Ce furent ces deux travers, le latinisme et l’italianisme, qui, lorsqu’on en revint, firent vieillir si rapidement la langue du seizième siècle et ses auteurs, et qui obligèrent le dix-septième à faire révision et épuration. À peine quelques années s’étaient écoulées, et déjà Rabelais, Amyot, Ronsard et même Montaigne étaient devenus archaïques. L’Académie, faisant la première édition de son dictionnaire, ne pouvait citer comme textes de langue des œuvres pourtant si éminentes par le talent et par le style.

Le fait est qu’on ne parlait plus, qu’on n’écrivait plus comme ce siècle et ses écrivains ; ils appartenaient à l’histoire de la langue, non à l’usage présent. Ce fut l’engouement pour l’antiquité classique et pour l’Italie devenue classique à son tour qui porta la langue à se défigurer elle-même ; mais il faut ajouter qu’au moment où elle s’abandonnait à ce triste goût du pastiche, elle n’avait guère de résistance, de lest et de tradition. On se rappellera ce qui a été dit ci-dessus, qu’en tant que langue sans cas, le français est le plus moderne des idiomes romans ; que cette transformation, commencée au quatorzième siècle, ne fut achevée qu’au quinzième, et qu’elle fit tomber dans le plus profond oubli toute la vieille littérature qui avait été la gloire de la France aux yeux de l’Europe. N’ayant plus de passé et n’ayant pas encore de présent, la langue était sans défense contre les emprunts autorisés par les modèles latins ou italiens.

Après ces généralités, il suffira de signaler au lecteur quelques particularités. Ce fut dans le passage du quinzième au seizième siècle que la langue perdit définitivement la notion du véritable emploi du pronom moi, toi et lui. Ces pronoms dans l’ancien français sont des régimes et ne jouent pas le rôle de sujets ; on disait : je qui parle, tu qui parles, il qui parle. Du moment que les cas des substantifs furent perdus, la nouvelle langue eut peu de souci de ceux des pronoms ; et, bien qu’elle se refusât à dire : moi parle, toi parles, elle s’accoutuma à dire : moi qui parle, toi qui parles. Quant à lui, non-seulement elle dit : lui qui parle, mais en quelques circonstances elle s’en servit directement et sans intermédiaire en place du pronom il : Les autres se taisaient, lui prit la parole. On comprend maintenant pourquoi, en termes de pratique, on dit : je soussigné…. et non : moi soussigné…. Le langage technique a conservé un emploi aboli partout ailleurs.

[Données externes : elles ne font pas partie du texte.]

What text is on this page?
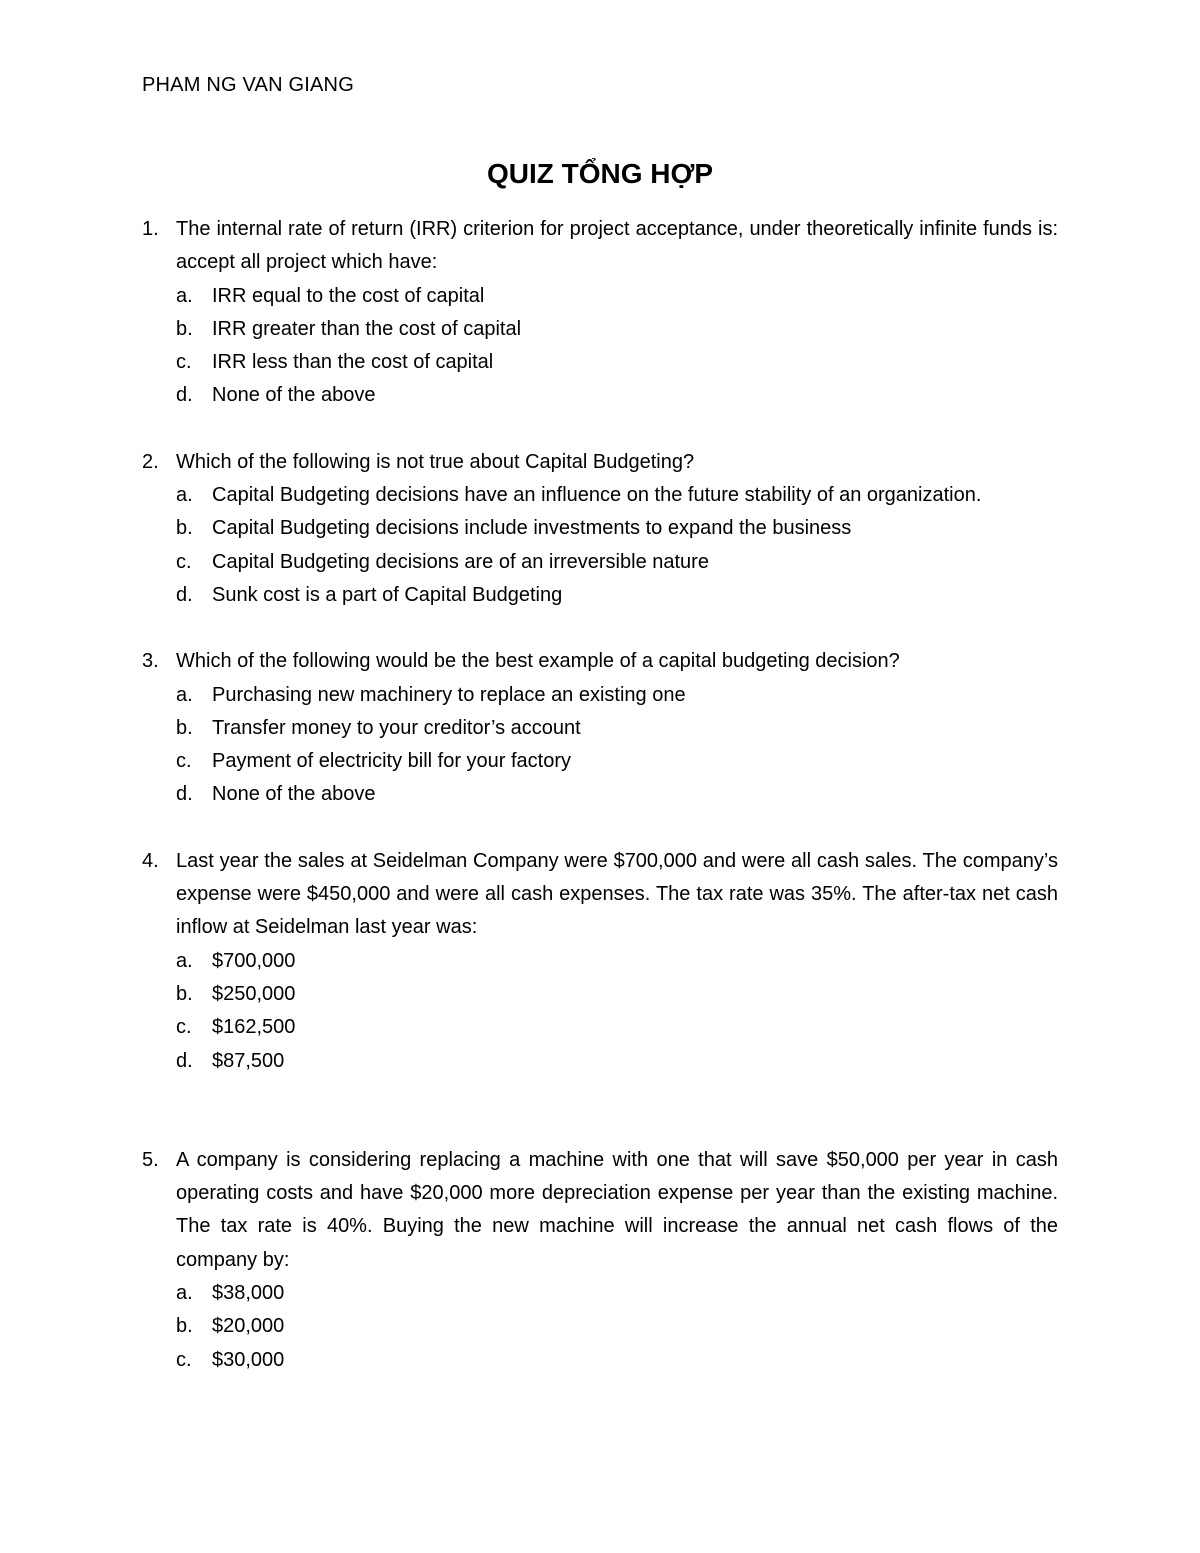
PHAM NG VAN GIANG
QUIZ TỔNG HỢP
1. The internal rate of return (IRR) criterion for project acceptance, under theoretically infinite funds is: accept all project which have:
a. IRR equal to the cost of capital
b. IRR greater than the cost of capital
c. IRR less than the cost of capital
d. None of the above
2. Which of the following is not true about Capital Budgeting?
a. Capital Budgeting decisions have an influence on the future stability of an organization.
b. Capital Budgeting decisions include investments to expand the business
c. Capital Budgeting decisions are of an irreversible nature
d. Sunk cost is a part of Capital Budgeting
3. Which of the following would be the best example of a capital budgeting decision?
a. Purchasing new machinery to replace an existing one
b. Transfer money to your creditor’s account
c. Payment of electricity bill for your factory
d. None of the above
4. Last year the sales at Seidelman Company were $700,000 and were all cash sales. The company’s expense were $450,000 and were all cash expenses. The tax rate was 35%. The after-tax net cash inflow at Seidelman last year was:
a. $700,000
b. $250,000
c. $162,500
d. $87,500
5. A company is considering replacing a machine with one that will save $50,000 per year in cash operating costs and have $20,000 more depreciation expense per year than the existing machine. The tax rate is 40%. Buying the new machine will increase the annual net cash flows of the company by:
a. $38,000
b. $20,000
c. $30,000
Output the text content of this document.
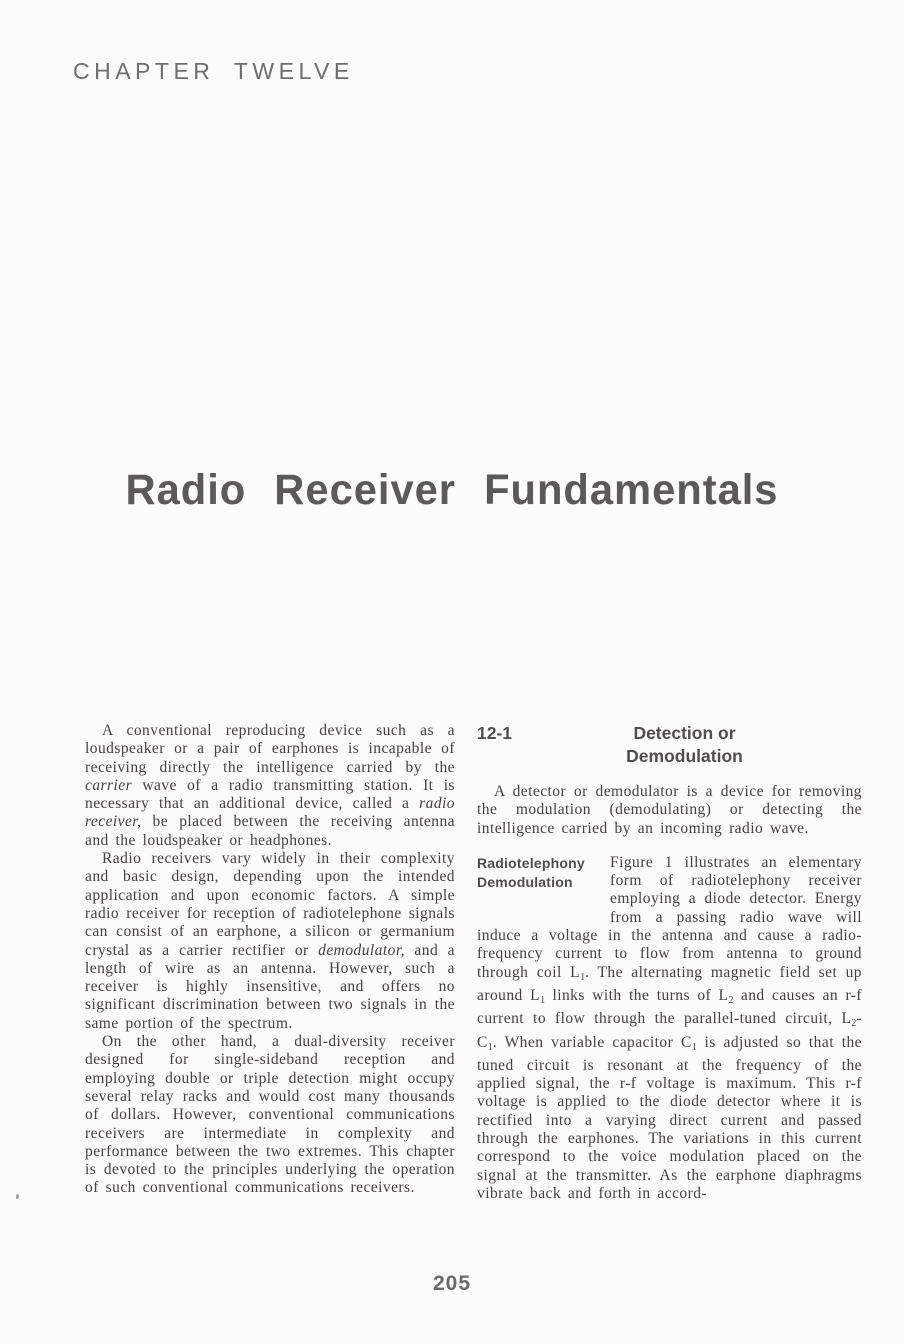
CHAPTER TWELVE
Radio Receiver Fundamentals

A conventional reproducing device such as a loudspeaker or a pair of earphones is incapable of receiving directly the intelligence carried by the carrier wave of a radio transmitting station. It is necessary that an additional device, called a radio receiver, be placed between the receiving antenna and the loudspeaker or headphones.

Radio receivers vary widely in their complexity and basic design, depending upon the intended application and upon economic factors. A simple radio receiver for reception of radiotelephone signals can consist of an earphone, a silicon or germanium crystal as a carrier rectifier or demodulator, and a length of wire as an antenna. However, such a receiver is highly insensitive, and offers no significant discrimination between two signals in the same portion of the spectrum.

On the other hand, a dual-diversity receiver designed for single-sideband reception and employing double or triple detection might occupy several relay racks and would cost many thousands of dollars. However, conventional communications receivers are intermediate in complexity and performance between the two extremes. This chapter is devoted to the principles underlying the operation of such conventional communications receivers.

12-1	Detection or
Demodulation

A detector or demodulator is a device for removing the modulation (demodulating) or detecting the intelligence carried by an incoming radio wave.

Radiotelephony
Demodulation
Figure 1 illustrates an elementary form of radiotelephony receiver employing a diode detector. Energy from a passing radio wave will induce a voltage in the antenna and cause a radio-frequency current to flow from antenna to ground through coil L1. The alternating magnetic field set up around L1 links with the turns of L2 and causes an r-f current to flow through the parallel-tuned circuit, L2-C1. When variable capacitor C1 is adjusted so that the tuned circuit is resonant at the frequency of the applied signal, the r-f voltage is maximum. This r-f voltage is applied to the diode detector where it is rectified into a varying direct current and passed through the earphones. The variations in this current correspond to the voice modulation placed on the signal at the transmitter. As the earphone diaphragms vibrate back and forth in accord-

205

C’est au seizième siècle que la prononciation aime-t-il, et autres formes semblables, devient prédominante. Dans les temps primitifs de la langue, au onzième siècle et même au douzième, la troisième personne du singulier au présent de l’indicatif dans les verbes de la première conjugaison est écrite avec un t : il parlet, il donet, etc. Mais les vers prouvent que ce t était purement étymologique, ne se prononçait pas, et laissait l’e muet s’élider devant une voyelle. Plus tard, dans le treizième siècle, ce t ne s’écrit plus ; et derechef les vers prouvent que des formes comme parle il, done il, étaient articulées sans qu’un t s’y fît entendre, puisqu’elles ne sont que de deux syllabes. Mais au seizième siècle il n’en est plus de même ; à la vérité l’orthographe ancienne est conservée, et l’on écrit encore parle il, done il ; mais la prononciation ancienne n’est pas conservée, et les grammairiens nous apprennent qu’un t non écrit se fait en-tendre. Maintenant nous écrivons ce t et nous le prononçons.

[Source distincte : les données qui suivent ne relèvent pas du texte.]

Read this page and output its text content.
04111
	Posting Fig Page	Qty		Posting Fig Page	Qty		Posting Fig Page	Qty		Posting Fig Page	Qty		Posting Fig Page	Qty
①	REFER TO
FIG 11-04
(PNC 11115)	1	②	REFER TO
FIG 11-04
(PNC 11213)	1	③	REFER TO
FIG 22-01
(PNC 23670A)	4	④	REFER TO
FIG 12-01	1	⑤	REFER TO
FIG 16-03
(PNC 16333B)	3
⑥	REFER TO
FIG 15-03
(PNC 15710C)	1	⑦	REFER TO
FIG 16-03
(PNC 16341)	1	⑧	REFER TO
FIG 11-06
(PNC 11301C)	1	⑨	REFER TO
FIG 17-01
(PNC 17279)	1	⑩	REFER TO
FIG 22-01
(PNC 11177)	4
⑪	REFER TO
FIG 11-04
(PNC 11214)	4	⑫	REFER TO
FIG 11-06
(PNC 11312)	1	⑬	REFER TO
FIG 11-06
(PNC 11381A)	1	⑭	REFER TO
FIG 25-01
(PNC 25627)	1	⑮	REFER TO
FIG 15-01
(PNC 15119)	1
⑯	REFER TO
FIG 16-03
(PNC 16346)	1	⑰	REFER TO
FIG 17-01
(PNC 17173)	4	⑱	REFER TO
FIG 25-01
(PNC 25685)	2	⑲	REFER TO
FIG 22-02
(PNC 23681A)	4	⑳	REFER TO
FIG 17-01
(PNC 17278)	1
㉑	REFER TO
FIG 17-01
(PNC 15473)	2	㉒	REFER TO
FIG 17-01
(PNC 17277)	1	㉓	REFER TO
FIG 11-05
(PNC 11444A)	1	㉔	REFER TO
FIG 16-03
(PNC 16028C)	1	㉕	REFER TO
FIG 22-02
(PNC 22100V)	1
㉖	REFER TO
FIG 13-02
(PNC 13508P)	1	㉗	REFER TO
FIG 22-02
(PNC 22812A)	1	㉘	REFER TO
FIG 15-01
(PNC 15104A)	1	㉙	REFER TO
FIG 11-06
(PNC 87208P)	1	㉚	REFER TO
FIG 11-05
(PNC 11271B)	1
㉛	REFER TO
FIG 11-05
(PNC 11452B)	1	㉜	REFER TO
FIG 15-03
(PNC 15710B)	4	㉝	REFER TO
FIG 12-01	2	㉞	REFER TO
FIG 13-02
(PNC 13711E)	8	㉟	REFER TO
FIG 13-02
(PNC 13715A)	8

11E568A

Dans l’ancienne langue, les participes présents sont toujours traités comme des adjectifs, lors même qu’ils sont suivis d’un régime. Le seizième siècle ne déroge pas à cet usage, et il dit : les hommes craignants Dieu. Le dix-septième hésita entre l’usage traditionnel et les nouvelles distinctions des grammairiens, et la Fontaine dit très correctement :

 Ces rats qui, les livres rongeants,
Se font savants jusques aux dents.

La démarcation que les grammairiens ont tirée entre l’adjectif verbal en ant et le participe présent est souvent très manifeste ; mais quelquefois aussi elle est très subtile. Dans tous les cas elle n’apporte ni clarté, ni utilité à la langue, et dès lors il n’a pas été bon de changer l’ancienne règle, qui, émanant directement du latin, avait duré six ou sept siècles, et d’allonger, par une décision arbitraire, la classe déjà trop étendue des archaïsmes mis hors de service.

Le seizième siècle eut aussi l’habitude de dire a-vous pour avez-vous ; cette contraction n’a pas duré, et il n’y a pas de raison de la regretter. On regrettera encore moins une façon de parler qui fut alors à la mode parmi les gens de cour, ce fut de dire : j’avons, j’aimons, joignant la première personne du singulier avec la première du pluriel. Heureusement, un si absurde solécisme sortit de l’usage. Vaugelas l’aurait sans doute banni, et il aurait bien fait.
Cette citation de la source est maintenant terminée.